Associate Professor Jerry Chan [陈国贤副教授], who is also Director, KK Research Centre and Senior Consultant, Department of
Reproductive Medicine at KKH [竹脚妇幼医院研究中心主席兼生育医药部门资深顾问医生], said, “This important discovery will allow us
to identify and select the best population of stem cells that we can use for treating different diseases such as brittle-bone disease or
in repairing large bone defects. We anticipate that this technique will enhance our knowledge of the cells being used in our upcoming
clinical trial to repair large bone defects.”
The researchers tested injected MSCs in mice and found that these cells could repair both muscle and bone injuries, while marrow-derived
cells identified as osteogenic stromal cells were able to repair bone but not muscle.
Dr Hui Shi said, “Our test in mice showed that MSCs can be identified and highly enriched for bone growth and muscle repair. This means
that we can select, purify and concentrate MSCs for tissue repair for people who, for instance, suffer from knee joint pain.”

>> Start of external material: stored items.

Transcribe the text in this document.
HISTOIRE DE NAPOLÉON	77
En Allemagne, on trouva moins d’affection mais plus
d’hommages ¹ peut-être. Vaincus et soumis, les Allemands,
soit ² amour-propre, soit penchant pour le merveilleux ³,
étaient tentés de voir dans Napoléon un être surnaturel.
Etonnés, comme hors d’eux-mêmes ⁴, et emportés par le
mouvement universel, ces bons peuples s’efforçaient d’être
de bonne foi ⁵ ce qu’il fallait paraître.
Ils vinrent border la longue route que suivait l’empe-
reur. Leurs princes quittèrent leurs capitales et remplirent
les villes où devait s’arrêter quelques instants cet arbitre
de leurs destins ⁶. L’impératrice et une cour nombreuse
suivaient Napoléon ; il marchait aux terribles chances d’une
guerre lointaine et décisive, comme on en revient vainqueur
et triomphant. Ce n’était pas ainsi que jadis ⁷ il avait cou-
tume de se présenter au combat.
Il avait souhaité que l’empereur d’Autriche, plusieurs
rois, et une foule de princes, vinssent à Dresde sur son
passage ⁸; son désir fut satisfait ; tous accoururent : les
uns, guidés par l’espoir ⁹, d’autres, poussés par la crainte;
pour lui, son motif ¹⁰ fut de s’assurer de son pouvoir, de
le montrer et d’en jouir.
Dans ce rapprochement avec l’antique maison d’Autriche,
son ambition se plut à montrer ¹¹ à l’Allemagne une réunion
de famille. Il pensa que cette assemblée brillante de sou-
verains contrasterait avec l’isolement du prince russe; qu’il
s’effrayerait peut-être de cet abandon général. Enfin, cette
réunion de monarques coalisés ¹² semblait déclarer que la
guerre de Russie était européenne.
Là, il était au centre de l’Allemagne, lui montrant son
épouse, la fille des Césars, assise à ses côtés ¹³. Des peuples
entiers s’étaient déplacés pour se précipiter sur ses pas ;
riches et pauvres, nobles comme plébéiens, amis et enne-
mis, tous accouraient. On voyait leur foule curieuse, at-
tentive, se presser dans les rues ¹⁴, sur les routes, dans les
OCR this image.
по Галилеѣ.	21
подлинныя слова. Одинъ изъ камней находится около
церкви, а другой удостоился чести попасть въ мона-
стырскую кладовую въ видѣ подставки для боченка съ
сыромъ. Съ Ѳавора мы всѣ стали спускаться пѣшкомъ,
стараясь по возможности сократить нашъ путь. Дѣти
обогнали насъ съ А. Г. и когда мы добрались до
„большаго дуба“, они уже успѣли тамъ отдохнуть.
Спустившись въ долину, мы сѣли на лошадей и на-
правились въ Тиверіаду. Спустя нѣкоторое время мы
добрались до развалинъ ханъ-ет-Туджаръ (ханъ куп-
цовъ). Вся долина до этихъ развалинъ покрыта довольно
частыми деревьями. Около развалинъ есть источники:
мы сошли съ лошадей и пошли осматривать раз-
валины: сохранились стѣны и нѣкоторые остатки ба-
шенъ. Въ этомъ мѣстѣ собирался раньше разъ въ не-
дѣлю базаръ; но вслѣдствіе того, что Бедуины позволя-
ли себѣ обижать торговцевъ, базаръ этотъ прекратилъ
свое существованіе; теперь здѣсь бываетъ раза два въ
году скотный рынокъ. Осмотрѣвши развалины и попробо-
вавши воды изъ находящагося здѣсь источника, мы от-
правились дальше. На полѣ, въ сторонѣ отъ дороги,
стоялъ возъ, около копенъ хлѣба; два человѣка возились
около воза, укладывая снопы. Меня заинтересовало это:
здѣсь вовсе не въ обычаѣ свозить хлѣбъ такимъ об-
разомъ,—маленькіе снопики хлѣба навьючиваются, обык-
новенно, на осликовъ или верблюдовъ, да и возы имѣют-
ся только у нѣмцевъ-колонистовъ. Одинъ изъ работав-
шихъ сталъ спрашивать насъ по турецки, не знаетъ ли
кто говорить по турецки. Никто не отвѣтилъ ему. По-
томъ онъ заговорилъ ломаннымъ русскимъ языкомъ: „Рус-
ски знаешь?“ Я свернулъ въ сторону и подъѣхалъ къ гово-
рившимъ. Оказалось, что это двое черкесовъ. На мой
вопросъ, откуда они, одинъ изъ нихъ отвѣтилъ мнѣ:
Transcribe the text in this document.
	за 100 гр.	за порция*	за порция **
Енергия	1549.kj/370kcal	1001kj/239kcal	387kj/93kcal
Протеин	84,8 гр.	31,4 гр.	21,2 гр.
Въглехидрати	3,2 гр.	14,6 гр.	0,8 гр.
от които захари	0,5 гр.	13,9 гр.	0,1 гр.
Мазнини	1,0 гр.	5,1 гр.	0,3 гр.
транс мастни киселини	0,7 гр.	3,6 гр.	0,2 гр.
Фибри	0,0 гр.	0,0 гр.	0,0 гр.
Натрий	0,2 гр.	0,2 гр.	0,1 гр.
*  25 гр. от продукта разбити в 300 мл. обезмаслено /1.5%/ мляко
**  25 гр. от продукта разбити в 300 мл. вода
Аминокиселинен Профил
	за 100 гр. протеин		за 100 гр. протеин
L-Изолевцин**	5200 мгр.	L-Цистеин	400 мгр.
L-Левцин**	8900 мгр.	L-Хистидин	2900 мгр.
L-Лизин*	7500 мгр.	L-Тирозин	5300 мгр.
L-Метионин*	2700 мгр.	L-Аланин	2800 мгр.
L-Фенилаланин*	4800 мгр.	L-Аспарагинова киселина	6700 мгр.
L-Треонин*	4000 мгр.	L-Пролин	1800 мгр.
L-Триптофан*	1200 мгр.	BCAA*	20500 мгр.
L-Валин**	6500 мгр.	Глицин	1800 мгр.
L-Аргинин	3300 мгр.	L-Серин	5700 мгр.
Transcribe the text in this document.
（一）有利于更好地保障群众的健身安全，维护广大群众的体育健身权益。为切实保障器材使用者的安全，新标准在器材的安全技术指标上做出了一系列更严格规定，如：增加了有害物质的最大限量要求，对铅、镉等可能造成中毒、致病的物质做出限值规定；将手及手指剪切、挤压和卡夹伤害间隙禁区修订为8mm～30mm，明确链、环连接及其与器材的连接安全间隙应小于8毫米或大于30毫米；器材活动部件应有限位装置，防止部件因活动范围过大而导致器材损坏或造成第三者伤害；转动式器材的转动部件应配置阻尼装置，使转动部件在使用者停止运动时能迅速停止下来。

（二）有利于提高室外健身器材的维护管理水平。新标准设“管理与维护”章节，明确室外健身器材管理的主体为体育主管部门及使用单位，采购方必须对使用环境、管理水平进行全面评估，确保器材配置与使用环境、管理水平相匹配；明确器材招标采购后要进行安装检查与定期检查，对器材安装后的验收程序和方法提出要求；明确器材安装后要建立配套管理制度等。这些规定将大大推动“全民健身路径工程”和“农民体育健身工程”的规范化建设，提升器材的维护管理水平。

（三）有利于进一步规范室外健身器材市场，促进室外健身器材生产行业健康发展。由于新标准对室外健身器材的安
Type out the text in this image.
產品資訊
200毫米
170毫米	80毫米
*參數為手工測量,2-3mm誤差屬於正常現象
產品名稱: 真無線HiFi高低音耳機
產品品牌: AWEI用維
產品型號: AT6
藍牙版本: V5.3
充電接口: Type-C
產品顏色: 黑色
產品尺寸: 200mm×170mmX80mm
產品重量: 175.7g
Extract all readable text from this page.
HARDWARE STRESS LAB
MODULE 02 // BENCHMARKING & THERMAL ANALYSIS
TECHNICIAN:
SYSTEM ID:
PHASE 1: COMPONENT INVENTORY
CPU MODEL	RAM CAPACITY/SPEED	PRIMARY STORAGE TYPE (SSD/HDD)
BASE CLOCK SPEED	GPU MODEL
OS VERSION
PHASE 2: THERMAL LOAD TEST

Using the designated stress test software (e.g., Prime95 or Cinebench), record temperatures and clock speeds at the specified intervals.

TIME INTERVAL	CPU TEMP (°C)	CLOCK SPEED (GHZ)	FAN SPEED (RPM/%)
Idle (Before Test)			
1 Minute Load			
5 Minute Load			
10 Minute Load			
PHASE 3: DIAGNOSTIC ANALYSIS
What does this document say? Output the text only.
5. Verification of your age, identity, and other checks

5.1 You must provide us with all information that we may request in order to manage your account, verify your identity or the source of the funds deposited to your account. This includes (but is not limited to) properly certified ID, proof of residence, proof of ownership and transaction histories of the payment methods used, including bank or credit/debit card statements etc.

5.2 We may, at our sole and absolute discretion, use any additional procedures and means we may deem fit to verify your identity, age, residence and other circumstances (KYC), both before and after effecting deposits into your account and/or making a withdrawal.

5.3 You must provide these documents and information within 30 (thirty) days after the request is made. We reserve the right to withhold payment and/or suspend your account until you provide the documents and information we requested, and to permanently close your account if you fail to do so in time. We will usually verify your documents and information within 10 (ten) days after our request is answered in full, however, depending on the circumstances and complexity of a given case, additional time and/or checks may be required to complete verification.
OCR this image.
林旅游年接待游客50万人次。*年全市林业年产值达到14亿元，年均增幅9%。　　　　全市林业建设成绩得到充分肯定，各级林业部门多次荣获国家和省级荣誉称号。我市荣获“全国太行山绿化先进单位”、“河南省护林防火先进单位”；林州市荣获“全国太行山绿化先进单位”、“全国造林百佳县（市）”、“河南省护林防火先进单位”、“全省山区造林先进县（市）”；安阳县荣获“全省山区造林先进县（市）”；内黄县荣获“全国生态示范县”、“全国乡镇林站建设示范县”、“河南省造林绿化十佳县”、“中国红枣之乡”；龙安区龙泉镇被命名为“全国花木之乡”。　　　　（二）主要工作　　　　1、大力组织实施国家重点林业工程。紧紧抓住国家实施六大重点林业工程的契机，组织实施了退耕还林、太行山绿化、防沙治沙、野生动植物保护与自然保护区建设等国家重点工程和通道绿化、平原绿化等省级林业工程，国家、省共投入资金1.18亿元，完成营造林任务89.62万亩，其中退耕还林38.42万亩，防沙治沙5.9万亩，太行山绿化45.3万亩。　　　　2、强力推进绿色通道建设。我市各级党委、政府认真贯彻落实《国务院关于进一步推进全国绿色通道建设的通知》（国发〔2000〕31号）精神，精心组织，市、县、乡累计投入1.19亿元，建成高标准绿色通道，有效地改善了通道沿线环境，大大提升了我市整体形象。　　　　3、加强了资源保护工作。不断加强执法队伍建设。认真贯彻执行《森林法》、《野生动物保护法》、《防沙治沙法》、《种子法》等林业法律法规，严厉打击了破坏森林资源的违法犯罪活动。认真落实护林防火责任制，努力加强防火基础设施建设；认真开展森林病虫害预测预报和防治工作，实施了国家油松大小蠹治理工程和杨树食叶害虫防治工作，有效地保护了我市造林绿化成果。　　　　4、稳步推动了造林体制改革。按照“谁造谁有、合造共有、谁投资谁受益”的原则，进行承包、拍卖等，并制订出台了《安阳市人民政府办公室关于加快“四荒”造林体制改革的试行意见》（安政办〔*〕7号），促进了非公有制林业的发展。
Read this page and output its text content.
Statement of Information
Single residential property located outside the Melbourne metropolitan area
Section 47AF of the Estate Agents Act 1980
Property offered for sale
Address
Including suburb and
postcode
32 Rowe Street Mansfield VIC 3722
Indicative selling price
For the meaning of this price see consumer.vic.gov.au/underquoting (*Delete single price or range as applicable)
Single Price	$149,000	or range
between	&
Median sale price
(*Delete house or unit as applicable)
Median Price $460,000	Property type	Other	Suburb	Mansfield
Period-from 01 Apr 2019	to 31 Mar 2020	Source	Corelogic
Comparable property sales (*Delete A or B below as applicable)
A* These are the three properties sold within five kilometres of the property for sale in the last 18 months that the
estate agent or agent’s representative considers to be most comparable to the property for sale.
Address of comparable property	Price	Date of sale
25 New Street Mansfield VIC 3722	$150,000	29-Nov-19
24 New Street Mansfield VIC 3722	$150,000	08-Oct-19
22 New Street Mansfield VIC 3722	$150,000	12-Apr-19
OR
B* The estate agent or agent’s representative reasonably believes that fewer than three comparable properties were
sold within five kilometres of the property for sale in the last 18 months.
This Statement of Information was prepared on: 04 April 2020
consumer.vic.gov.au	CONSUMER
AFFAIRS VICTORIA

Going forward, the SMART team hopes to develop high-speed methods for separating MSC subpopulations. This research is funded
by the Singapore National Research Foundation, Prime Minister’s Office, under its Campus for Research Excellence And
Technological Enterprise (CREATE) programme.
About Stem Cells
• Immature cells that have genetic material that moves around inside the nucleus, producing more fluctuations of the nuclear cell membrane.
• Have less rigid cytoskeletal structure than those of highly differentiated cells, at least when adhered to materials such as glass, making those attached cells seem less stiff.
About Mesenchymal Stem Cells (MSCs)
• Immature cells that can differentiate into cells that produce bone, cartilage, fat or muscle
• Resides deep within the bone marrow
• Make up only a small percentage of cells in the bone marrow
About Osteogenic Stromal Cells
• Resides deep within the bone marrow together with MSCs
• Have already begun the developmental path towards becoming cartilage or bone-producing cells
About Stem-cell treatments (bone, muscle, cartilage)
• MSCs are currently being investigated for a range of clinical applications such as bone repair, vascular insufficiency, cardiac failure, graft-versus-host disease, diabetes and others.